Changing the world from the depths of your bathtub
Let’s face it. History has proved that the desk isn’t really the place where world-changing ideas are conceived.
When Archimedes stepped into the hot water in his bathtub, he noticed that some water was displaced when he got in the bathtub and spilled out.
His discovery that the water displaced was equal to his own body weight would change the world forever.
So the question which remains is, whether there is some method to this madness?
Brain scientists think so.
Science has shown us that concentrating on particular tasks deactivated certain areas of the brain, while idling (yes, spacing out and doing nothing!) increased blood flow to those areas, leading to a more creative and ‘happy’ brain, running on autopilot. Your brain on autopilot guides you more effectively to the place you truly want to be going.
So what’s the secret to path-breaking ideas and realizations? Take a break!
For the workaholics out there, that’s probably the last thing we want to hear. I made a shift and asked myself important questions early on - what do I enjoy outside of work? What are my passions? What is it that helps me switch off?
The answers, for me were straightforward - I love movies, and I love music. While, luckily for me, my work at Shemaroo is largely concentrated around both these passions, the truth is that work is still work.
So could I treat my passions with more respect and give them more attention? Yes, I could.
I started off by creating an environment that allowed me to consider all aspects of my being and existence. For starters, I engaged with my body and gave it more attention. Running is a regular part of my daily schedule. A few weeks into my runs, I discovered my love for running marathons. I’ve always felt running a business was comparable to running a marathon - short, easy strides taken continuously over a long stretch of time. You keep all your energies directed towards the long term until your goal is finally achieved.
My brain these days seems to be a lot happier. I rarely pace through problems, but find myself exploring them. My intuition seems to have opened up. I've learnt to trust my gut feeling more. And my ideas are a lot more creative than they used to be
My yoga practise, on the other hand, helped me slow down and build greater awareness of my body and mind. Yoga brings your mind and body together in a way that no other activity can. Today I alternate between doing yoga and training for my run every alternate morning. In addition, I meditate every single day before I step in to work. The result? I’ve had more energy and stamina than I’ve had before, and my body cooperates with my mind even in the most strenuous of situations!

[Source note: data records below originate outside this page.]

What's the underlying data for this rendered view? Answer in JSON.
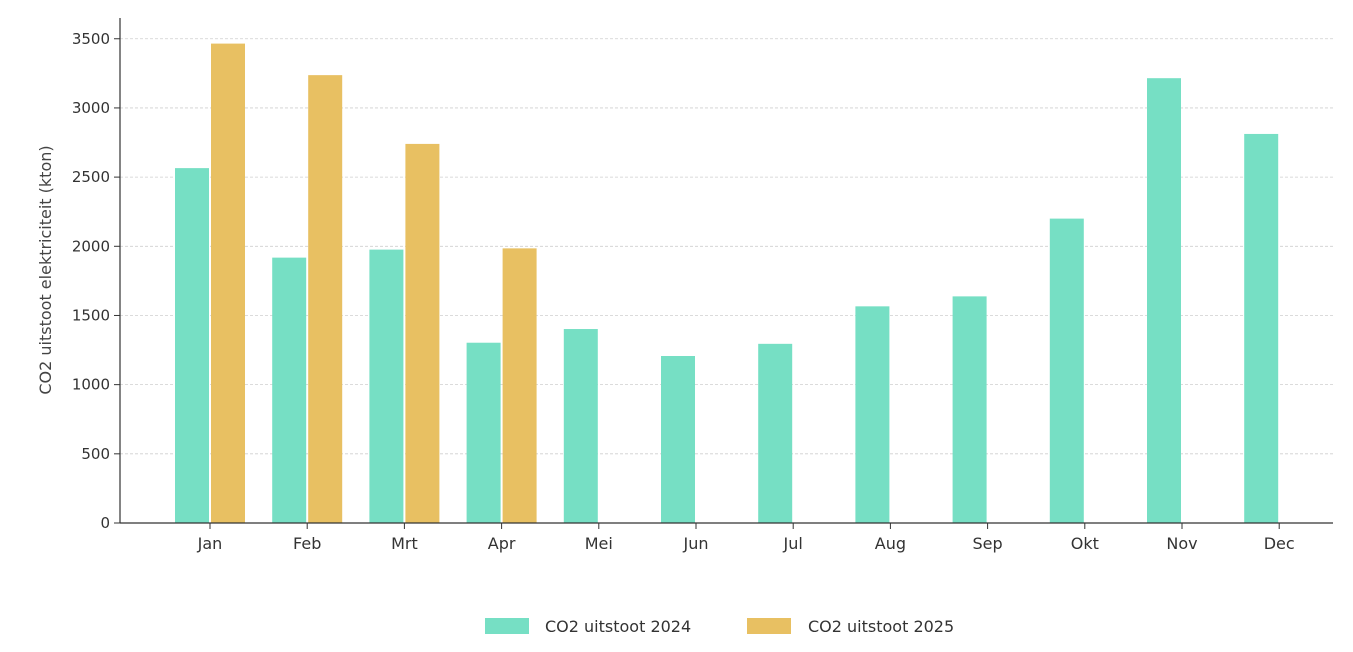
{
  "chart_data": {
    "type": "bar",
    "categories": [
      "Jan",
      "Feb",
      "Mrt",
      "Apr",
      "Mei",
      "Jun",
      "Jul",
      "Aug",
      "Sep",
      "Okt",
      "Nov",
      "Dec"
    ],
    "series": [
      {
        "name": "CO2 uitstoot 2024",
        "color": "#76dfc4",
        "values": [
          2565,
          1918,
          1976,
          1303,
          1402,
          1207,
          1295,
          1566,
          1638,
          2200,
          3215,
          2812
        ]
      },
      {
        "name": "CO2 uitstoot 2025",
        "color": "#e8c062",
        "values": [
          3465,
          3237,
          2740,
          1985,
          null,
          null,
          null,
          null,
          null,
          null,
          null,
          null
        ]
      }
    ],
    "title": "",
    "xlabel": "",
    "ylabel": "CO2 uitstoot elektriciteit (kton)",
    "ylim": [
      0,
      3650
    ],
    "yticks": [
      0,
      500,
      1000,
      1500,
      2000,
      2500,
      3000,
      3500
    ],
    "grid": "horizontal dashed",
    "legend_position": "bottom-center"
  }
}
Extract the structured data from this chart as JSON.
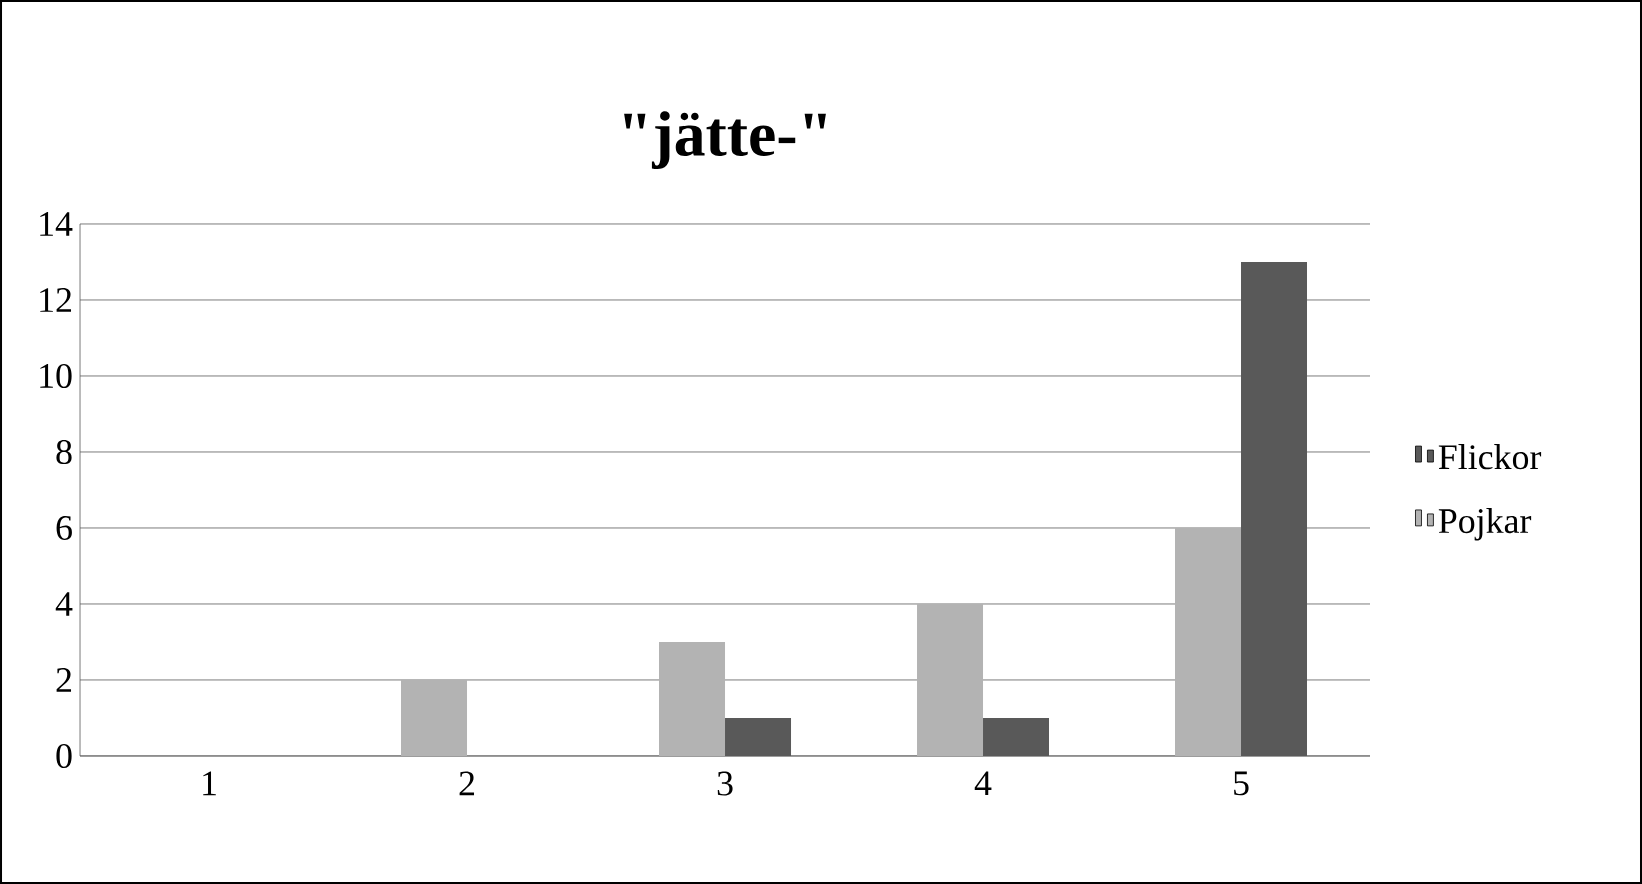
{
  "chart_data": {
    "type": "bar",
    "title": "\"jätte-\"",
    "categories": [
      "1",
      "2",
      "3",
      "4",
      "5"
    ],
    "series": [
      {
        "name": "Pojkar",
        "color": "#b3b3b3",
        "values": [
          0,
          2,
          3,
          4,
          6
        ]
      },
      {
        "name": "Flickor",
        "color": "#595959",
        "values": [
          0,
          0,
          1,
          1,
          13
        ]
      }
    ],
    "ylim": [
      0,
      14
    ],
    "yticks": [
      0,
      2,
      4,
      6,
      8,
      10,
      12,
      14
    ],
    "grid": "y",
    "legend": "right"
  }
}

My evenings are designed to help me wind out after an active day. Another aspect of my being that I embraced was volunteering. These days, I volunteer at the Isha Foundation. Volunteering and community service grounds me, and I love that feeling. Many of these activities help me get my brain to ‘autopilot’, and I often get back to work focused and even readier to take on new challenges.
Along this path of self-discovery, I stumbled upon the art of mindfulness - experiencing the essence of each activity. Truth being you won’t get a life-changing idea in your bathtub if you’re busy planning your day while you’re in it. So as much as you tune in to your work to get things done, you’ll have to drop out as easily when you’re not. Recreation helps me get to the here and now. My days aren’t hectic anymore, but instead, expansive.
My brain these days, seems to be a lot happier too. I rarely pace through problems, but find myself exploring them. My intuition seems to have opened up. I’ve learnt to trust my gut feeling more. And my ideas are a lot more creative than they used to be.
Am I going to find a path-breaking idea soon? I don’t care. I’ve done my bit by creating the right environment. I’m training for my marathon. Playing with my kids. Looking at the larger picture at work. Life is short folks. Play hard, and have fun. You will soon change the world.